Nothing in Gilman’s background really prepared her for a life as a serious fine artist, which may in part explain why she is a late bloomer. She grew up in Queens, the daughter of a pharmacist and a homemaker, and calls her childhood “a careful and proscribed life. You didn’t think beyond the world you lived in.” She went to the State University of New York at New Paltz, originally to study art education with the end goal of teaching, but after a couple of studio courses she switched her major to fine arts. She married at 20 and had a daughter several years later. It was not until she went to Brooklyn College in the early ‘80s to study for her MFA that she found an artist who could serve as a real role model: the legendary sculptor Lee Bontecou. “She was the first woman artist I studied with. As an undergrad, all the instructors I had were male.”
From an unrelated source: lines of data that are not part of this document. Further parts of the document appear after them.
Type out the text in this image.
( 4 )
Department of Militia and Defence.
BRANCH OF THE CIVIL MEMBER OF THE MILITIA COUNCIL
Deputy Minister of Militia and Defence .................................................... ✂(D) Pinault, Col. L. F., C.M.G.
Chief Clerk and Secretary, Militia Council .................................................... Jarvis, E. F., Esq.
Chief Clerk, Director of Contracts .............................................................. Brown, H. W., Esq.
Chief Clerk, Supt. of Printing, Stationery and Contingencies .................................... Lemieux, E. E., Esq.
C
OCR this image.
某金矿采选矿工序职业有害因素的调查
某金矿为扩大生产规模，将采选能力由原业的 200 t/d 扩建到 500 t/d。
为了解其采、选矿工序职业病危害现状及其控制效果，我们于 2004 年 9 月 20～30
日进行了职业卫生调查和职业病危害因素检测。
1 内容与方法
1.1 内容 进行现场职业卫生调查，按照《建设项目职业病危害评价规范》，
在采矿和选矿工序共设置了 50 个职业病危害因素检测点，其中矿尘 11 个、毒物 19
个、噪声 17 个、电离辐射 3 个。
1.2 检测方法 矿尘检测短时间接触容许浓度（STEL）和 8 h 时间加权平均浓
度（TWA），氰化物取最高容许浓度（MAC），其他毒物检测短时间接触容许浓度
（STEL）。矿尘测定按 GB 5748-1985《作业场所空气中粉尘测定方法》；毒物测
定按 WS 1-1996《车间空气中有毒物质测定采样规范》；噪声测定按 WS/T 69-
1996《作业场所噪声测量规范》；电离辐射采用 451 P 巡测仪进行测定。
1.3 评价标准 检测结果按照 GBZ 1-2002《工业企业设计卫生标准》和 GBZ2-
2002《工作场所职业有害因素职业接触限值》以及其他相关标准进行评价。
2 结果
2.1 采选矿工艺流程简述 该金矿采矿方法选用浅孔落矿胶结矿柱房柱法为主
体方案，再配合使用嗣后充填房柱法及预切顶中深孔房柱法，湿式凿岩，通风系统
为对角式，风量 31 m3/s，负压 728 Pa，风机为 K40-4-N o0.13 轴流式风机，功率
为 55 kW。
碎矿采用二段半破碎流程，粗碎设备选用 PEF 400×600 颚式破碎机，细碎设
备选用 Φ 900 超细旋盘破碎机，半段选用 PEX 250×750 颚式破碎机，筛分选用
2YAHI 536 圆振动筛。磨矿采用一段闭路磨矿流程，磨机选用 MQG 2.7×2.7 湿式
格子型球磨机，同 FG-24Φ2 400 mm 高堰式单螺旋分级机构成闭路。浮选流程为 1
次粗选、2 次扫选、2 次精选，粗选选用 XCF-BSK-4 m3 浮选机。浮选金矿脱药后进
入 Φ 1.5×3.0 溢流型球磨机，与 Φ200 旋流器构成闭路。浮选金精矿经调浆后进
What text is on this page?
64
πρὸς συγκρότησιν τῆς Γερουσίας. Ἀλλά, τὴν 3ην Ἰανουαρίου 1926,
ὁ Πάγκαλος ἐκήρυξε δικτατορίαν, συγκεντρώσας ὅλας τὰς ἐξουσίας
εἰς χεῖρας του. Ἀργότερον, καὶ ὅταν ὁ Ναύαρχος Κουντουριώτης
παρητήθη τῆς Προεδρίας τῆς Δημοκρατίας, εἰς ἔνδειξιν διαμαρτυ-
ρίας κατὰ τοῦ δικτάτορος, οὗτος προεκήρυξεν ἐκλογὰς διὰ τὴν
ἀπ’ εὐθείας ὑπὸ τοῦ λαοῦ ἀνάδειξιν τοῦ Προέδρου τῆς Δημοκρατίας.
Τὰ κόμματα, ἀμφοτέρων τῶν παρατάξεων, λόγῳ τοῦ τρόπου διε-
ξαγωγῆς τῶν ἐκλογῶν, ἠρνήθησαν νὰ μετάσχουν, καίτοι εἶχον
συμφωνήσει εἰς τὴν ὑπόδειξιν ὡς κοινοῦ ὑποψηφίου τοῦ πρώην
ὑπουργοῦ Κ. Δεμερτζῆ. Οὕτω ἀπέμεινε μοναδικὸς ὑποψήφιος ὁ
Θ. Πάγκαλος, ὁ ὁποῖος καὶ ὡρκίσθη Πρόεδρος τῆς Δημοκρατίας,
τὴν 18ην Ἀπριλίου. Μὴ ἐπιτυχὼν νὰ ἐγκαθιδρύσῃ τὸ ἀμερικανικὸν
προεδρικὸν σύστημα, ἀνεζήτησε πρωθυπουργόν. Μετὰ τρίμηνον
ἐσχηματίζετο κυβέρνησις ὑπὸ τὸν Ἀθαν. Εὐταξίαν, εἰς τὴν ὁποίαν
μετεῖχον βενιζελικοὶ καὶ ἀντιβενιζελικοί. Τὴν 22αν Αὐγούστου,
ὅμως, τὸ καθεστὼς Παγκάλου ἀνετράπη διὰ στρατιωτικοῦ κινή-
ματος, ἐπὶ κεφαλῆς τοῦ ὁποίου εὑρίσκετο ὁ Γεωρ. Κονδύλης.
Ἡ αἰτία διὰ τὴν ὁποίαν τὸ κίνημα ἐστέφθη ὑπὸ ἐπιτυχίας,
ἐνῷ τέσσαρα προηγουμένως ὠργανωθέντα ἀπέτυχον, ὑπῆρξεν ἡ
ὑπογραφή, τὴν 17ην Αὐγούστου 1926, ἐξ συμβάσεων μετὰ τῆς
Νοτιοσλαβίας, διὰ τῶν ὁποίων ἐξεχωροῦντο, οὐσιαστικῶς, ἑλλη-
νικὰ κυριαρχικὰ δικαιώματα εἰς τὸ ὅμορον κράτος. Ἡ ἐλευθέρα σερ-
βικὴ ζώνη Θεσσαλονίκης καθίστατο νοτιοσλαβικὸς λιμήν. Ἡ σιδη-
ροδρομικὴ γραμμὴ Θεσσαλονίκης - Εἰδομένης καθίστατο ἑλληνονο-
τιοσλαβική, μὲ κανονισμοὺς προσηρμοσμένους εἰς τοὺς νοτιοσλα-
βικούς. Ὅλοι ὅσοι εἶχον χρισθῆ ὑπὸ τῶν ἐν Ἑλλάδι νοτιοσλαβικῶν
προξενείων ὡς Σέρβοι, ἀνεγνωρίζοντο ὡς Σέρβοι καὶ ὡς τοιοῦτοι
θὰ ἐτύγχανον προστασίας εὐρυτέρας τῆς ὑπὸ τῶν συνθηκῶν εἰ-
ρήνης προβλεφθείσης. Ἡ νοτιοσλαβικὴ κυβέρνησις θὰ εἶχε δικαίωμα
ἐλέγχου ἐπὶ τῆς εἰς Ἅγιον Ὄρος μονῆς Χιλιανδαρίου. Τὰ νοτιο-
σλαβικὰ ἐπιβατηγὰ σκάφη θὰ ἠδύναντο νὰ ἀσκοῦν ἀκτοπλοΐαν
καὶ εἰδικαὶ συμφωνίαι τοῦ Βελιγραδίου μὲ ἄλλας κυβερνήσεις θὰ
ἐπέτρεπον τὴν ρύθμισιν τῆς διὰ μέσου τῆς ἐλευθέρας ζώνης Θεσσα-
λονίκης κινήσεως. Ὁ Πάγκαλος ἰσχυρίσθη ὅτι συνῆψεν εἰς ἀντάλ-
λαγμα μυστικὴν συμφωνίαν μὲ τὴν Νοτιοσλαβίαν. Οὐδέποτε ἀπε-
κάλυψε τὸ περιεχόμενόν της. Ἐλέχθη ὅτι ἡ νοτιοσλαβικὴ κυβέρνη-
Gilman says that her belief that politics affects us all on personal levels have an impact on her art. A piece called Boiling Point from 2018 started off “dealing with anger that arose in me over a stupid thing—someone was late for an appointment, causing me to lose a studio day. On top of that I got upset that I’d lost my equanimity. So I was angry about being angry.” In the course of writing about these emotions she realized that “we don’t have a healthy outlet for anger in this society. There is a need for an appropriate outlet to defuse and address the intensity, before it erupts in explosive ways.”
The title of a recent show in Connecticut sums up many of the underpinnings in Gilman’s art: “In any one day, how all the things get mixed together.”
“I want to cover the whole gamut,” she says. “I use my own experiences moment by moment to try to do that.”